13/01/2011

SUPPORTER LA DIFFERENCE.

Les hommes sont naturellement craintifs ou opposés à tout ce qui est différent d'eux. Il s ont du mal à supporter la différence.

Faut-il être persuadé pour cela qu'ils sont de nature foncièrement mauvaise ? Non, ils font simplement preuve d'une certaine faiblesse. C'est d'abord parce qu'ils ne sont pas sûrs d'eux-mêmes. Alors, naturellement, on refuse d'être confronté à ce qui est opposé ou simplement différent.

Dans le chapitre "REINCARNATION", le Père ANTOINE nous donne quelques conseils:

 "  Il est parfois bien pénible d'entendre avancer des opinions contraires aux siennes. C'est bien là, cependant, que l'on nous rend les plus grands services en nous corrigeant du parti pris. Nous ne pouvons souffrir que de l'erreur. Plus l'homme est méchant, plus il voit le droit de son côté et la méchanceté chez les autres. si nous sommes donc contrariés, affligés de l'opinion d'autrui, c'est que nous  nous basons sur l'erreur. "

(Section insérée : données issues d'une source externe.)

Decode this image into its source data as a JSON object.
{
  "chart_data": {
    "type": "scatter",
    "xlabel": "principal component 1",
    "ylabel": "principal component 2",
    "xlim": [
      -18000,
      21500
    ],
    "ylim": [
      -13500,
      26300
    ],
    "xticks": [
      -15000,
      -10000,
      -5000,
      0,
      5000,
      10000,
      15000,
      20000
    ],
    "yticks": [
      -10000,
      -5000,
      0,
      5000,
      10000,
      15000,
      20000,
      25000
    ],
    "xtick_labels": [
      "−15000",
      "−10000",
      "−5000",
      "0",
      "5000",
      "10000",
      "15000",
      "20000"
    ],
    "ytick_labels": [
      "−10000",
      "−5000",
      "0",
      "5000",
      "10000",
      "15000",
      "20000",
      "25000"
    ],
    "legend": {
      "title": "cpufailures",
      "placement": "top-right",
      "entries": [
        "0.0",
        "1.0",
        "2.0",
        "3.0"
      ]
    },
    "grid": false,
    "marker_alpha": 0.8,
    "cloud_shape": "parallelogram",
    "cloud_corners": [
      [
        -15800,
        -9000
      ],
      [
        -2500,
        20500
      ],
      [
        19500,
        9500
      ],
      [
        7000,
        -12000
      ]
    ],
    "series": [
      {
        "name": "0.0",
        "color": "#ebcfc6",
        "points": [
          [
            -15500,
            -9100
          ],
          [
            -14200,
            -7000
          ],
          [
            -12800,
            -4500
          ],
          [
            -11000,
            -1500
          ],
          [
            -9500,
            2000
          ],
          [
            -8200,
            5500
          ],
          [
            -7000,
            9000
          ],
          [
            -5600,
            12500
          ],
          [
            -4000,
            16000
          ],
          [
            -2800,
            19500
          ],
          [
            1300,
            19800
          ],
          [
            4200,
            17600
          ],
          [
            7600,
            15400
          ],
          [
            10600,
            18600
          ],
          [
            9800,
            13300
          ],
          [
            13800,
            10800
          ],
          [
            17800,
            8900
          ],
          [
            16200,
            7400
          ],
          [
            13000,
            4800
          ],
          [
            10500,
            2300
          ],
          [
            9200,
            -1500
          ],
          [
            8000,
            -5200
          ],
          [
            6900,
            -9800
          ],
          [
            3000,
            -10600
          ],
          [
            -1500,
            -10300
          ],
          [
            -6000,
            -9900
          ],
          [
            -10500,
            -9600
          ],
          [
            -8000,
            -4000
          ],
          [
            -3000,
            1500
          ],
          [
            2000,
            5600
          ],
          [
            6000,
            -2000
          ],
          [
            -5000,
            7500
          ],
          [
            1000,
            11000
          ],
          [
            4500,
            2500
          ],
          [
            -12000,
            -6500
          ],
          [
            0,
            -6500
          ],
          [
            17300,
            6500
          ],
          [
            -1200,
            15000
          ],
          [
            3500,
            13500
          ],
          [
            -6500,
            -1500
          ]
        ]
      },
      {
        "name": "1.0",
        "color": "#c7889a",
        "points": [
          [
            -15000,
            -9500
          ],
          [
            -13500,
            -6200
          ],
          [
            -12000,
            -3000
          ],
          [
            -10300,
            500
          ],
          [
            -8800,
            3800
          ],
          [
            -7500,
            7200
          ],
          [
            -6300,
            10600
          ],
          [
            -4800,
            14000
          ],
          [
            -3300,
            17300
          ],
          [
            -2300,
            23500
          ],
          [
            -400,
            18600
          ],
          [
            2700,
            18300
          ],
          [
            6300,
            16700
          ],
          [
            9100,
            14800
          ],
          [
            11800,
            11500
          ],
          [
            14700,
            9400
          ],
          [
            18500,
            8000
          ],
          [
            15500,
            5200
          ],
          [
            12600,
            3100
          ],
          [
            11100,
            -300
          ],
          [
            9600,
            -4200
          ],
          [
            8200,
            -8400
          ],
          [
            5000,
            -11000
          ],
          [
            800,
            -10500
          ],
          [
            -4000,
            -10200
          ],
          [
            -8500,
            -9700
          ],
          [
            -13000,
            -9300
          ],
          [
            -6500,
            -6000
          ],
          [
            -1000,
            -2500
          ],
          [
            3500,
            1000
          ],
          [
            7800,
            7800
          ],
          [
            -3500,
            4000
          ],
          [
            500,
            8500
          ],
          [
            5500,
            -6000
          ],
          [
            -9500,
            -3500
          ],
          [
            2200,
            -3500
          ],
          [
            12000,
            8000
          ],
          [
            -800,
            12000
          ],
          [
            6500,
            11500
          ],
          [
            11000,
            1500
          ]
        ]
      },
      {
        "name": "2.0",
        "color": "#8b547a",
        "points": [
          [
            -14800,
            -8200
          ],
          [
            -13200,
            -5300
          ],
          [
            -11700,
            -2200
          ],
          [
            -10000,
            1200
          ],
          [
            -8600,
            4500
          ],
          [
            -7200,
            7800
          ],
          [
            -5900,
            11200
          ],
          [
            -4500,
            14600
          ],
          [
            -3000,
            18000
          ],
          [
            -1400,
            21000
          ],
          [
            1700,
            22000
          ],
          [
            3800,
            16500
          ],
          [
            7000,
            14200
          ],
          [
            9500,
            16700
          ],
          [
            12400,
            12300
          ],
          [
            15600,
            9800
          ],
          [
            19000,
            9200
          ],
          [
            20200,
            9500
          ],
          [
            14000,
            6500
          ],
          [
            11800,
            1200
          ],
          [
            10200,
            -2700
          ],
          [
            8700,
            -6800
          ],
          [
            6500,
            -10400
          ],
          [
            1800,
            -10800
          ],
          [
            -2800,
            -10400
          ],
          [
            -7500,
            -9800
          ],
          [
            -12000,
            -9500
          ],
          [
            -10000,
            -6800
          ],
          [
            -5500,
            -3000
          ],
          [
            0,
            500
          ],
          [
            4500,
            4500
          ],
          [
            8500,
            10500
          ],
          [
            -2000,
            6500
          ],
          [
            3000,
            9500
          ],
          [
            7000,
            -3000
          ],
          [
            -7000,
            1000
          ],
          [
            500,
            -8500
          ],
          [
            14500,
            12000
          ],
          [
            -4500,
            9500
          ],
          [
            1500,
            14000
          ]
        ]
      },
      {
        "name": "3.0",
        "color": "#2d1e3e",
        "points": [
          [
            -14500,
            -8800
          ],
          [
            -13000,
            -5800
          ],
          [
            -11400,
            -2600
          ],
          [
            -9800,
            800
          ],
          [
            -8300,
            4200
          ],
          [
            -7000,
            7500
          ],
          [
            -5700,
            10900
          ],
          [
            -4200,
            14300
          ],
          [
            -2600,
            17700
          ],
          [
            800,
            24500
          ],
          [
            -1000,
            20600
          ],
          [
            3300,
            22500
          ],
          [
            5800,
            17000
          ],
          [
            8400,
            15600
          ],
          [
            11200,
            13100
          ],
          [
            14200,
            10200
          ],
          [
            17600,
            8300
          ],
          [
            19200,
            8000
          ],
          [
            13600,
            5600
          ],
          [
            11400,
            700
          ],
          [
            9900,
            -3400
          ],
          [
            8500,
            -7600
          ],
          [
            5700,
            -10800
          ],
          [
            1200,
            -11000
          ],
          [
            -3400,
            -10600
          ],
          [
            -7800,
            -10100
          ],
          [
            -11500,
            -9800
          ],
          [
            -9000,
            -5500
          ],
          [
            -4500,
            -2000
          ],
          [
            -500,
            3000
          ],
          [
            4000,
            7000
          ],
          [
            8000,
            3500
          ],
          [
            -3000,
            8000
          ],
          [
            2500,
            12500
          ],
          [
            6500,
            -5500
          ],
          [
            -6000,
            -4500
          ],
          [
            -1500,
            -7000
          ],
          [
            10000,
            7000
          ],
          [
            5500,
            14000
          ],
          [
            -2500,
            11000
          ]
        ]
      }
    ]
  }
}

C'est aussi parce que les hommes se laissent emporter par une certaine ambiance qui baigne la société actuelle. Parfois pourtant sous des dehors attrayants: ainsi l'intérêt croissant pour la construction, ici et maintenant, du bonheur. C'est le culte de l'attitude positive. Ce culte de l'attitude positive a comme effet pervers de rendre les hommes moins attentifs à la souffrance des autres.

C'est ainsi qu'on en arrive à éviter tous ceux qui ont des pensées négatives ou tous ceux qui nous poussent vers des pensées négatives. Nous vivons de plus en plus dans une société qui veut rester étrangère à ceux qui ne vont pas bien !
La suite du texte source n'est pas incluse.